Jon Odriozola Periodista
Vivir como Dios
En lugar de desamortizar los vastos terrenos que ya no tienen, habría que expropiar (sin indemnizar) su inmenso patrimonio artístico e inmobiliario hurtado al pueblo. El que quiera religión, a la iglesia, mezquita, pagoda o sinagoga, pero que se lo sufrague élAl final del libro «La Iglesia en España: 1977-2008» (Ediciones Península), su autor, Alfredo Grimaldos, le hace una corta entrevista al enorme y ninguneadísimo Gonzalo Puente Ojea, quien afirma que «religiosidad es toda aquella concepción del universo y del ser humano que distingue el plano de lo natural del plano de lo sobrenatural. La ciencia -agrega- ha arruinado ya esa distinción, porque no hay un plano sobrenatural: las leyes de la naturaleza y la materia son las que producen el pensamiento».
Pero el trabajo de Grimaldos no va ni de «ciencias infusas» ni de religiones «reveladas» ni se cita a Kant para desmontar el argumento ontológico de San Anselmo. Trata del papel de la Iglesia como metomentodo en terrenos más temporales que espirituales dizque sociopoíticos y económicos.
Arranca con una introducción donde se apunta que la Iglesia se adapta a la realidad muy poquito y cuando ya no queda otra. La Iglesia, desde que dejó de estar perseguida para pasar a perseguidora, se ha mantenido como institución gracias a su comunión con el poder constituido, cuando no ella misma era el poder. Pero también frente al poder, como se verá.
En la guerra civil, como señala Grimaldos, la sublevación militar fascista no se hizo en nombre de la religión ni los militares golpistas tuvieron que pedir a la Iglesia su adhesión, que la ofreció gustosa. La sedición se produjo contra el Frente Popular, pero dentro de la República. Los palios y componendas monárquicas vendrían después y según los socaires. Fue con el franquismo agonizando que la Iglesia, ladina, trató de salvar los muebles distanciándose de él previendo un estrepitoso derrumbe. Pero no pasó nada. Los cambios fueron cosméticos. Y llegó el consenso, es decir, la claudicación de la oposición domesticada ante los muñidores del régimen desde dentro.

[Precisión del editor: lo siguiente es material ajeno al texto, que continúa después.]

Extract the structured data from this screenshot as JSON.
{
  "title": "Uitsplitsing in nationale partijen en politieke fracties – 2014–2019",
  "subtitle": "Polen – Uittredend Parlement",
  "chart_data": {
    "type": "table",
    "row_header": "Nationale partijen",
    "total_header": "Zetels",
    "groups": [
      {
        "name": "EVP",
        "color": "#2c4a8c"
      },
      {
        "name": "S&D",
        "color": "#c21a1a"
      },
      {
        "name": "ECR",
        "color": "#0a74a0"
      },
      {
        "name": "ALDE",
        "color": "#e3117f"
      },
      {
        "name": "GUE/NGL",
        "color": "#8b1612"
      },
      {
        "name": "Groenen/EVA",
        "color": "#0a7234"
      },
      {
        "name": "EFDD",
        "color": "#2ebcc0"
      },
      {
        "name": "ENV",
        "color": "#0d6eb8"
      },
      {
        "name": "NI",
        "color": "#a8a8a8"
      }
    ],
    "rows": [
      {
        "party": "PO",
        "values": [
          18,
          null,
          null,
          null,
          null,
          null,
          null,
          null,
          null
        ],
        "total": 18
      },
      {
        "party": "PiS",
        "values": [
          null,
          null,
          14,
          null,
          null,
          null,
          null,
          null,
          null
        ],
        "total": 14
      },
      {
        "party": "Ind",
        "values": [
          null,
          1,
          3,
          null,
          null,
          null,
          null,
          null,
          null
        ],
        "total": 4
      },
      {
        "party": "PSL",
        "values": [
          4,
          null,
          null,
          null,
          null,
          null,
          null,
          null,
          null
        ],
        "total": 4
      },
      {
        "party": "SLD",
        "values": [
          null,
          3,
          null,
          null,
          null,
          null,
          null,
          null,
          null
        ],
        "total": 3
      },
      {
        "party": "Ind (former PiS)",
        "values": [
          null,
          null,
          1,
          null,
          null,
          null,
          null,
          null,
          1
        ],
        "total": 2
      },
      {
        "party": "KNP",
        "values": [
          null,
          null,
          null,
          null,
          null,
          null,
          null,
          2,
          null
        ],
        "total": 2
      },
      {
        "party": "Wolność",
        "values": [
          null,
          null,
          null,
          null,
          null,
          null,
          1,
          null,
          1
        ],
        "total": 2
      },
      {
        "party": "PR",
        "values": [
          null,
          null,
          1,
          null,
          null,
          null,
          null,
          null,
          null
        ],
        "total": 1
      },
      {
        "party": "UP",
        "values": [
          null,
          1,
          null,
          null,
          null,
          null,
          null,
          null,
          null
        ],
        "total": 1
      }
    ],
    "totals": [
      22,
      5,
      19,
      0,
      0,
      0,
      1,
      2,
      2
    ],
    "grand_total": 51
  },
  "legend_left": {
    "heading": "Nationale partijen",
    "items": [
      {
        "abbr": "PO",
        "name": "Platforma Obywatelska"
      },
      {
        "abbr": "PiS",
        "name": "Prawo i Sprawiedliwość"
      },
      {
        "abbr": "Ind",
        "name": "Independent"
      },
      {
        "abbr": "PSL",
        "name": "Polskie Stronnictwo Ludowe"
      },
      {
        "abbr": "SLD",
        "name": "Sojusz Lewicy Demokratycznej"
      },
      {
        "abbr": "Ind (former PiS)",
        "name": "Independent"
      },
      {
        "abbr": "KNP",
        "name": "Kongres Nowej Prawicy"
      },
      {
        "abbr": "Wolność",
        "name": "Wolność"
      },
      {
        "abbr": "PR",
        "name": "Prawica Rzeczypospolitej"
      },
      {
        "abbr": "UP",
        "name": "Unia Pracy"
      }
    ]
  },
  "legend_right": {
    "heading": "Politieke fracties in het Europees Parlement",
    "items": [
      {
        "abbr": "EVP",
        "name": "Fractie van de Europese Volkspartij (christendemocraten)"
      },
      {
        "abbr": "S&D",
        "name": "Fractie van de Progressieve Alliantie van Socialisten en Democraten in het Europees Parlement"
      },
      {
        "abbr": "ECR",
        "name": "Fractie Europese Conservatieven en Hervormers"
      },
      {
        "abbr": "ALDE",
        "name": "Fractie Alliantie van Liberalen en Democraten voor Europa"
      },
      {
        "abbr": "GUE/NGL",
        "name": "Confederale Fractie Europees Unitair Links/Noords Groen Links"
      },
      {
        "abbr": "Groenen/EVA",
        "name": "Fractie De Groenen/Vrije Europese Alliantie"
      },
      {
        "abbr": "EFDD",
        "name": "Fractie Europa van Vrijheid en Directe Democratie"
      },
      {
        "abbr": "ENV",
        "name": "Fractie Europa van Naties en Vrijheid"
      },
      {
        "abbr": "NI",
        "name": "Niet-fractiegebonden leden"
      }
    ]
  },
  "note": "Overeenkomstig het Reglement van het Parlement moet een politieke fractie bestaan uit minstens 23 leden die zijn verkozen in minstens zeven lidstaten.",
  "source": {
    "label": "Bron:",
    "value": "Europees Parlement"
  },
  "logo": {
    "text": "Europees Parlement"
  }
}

La Iglesia no se alinea por sistema ni automáticamente con el poder dominante. En el siglo XIX se enfrentó con el liberalismo rampante. Pero, en realidad, el motivo de la división entre la Iglesia y el liberalismo decimonónico laico no fue la cuestión de si el reino debía ser o no oficialmente católico. Todas las constituciones, desde la girondina de 1812 de las Cortes de Cádiz hasta la democrática de 1869, afirmaban la confesionalidad del Estado. Ningún gobierno liberal, moderado o progresista pensó seriamente en separar la Iglesia del Estado. Distinta cosa fueron las desamortizaciones de fabulosas propiedades eclesiásticas practicadas por el gaditano Mendizábal entre 1835 y 1860 que el papa Pío IX tuvo que aceptar, así como reconocer la legitimidad del estado liberal. Una Iglesia que suponía la institución económica más importante e influyente del reino. Y no digamos en el siglo XVIII, en que los orondos obispos (el clero secular es otro tema) construían puentes, fundaban manufacturas, financiaban escuelas y sufragaban la beneficencia al tiempo que vivían como Dios. Ahora son más agarraos. En lugar de desamortizar los vastos terrenos que ya no tienen, habría que expropiar (sin indemnizar) su inmenso patrimonio artístico e inmobiliario hurtado al pueblo a través de los siglos. El que quiera religión, a la iglesia, mezquita, pagoda o sinagoga, pero que se lo sufrague él.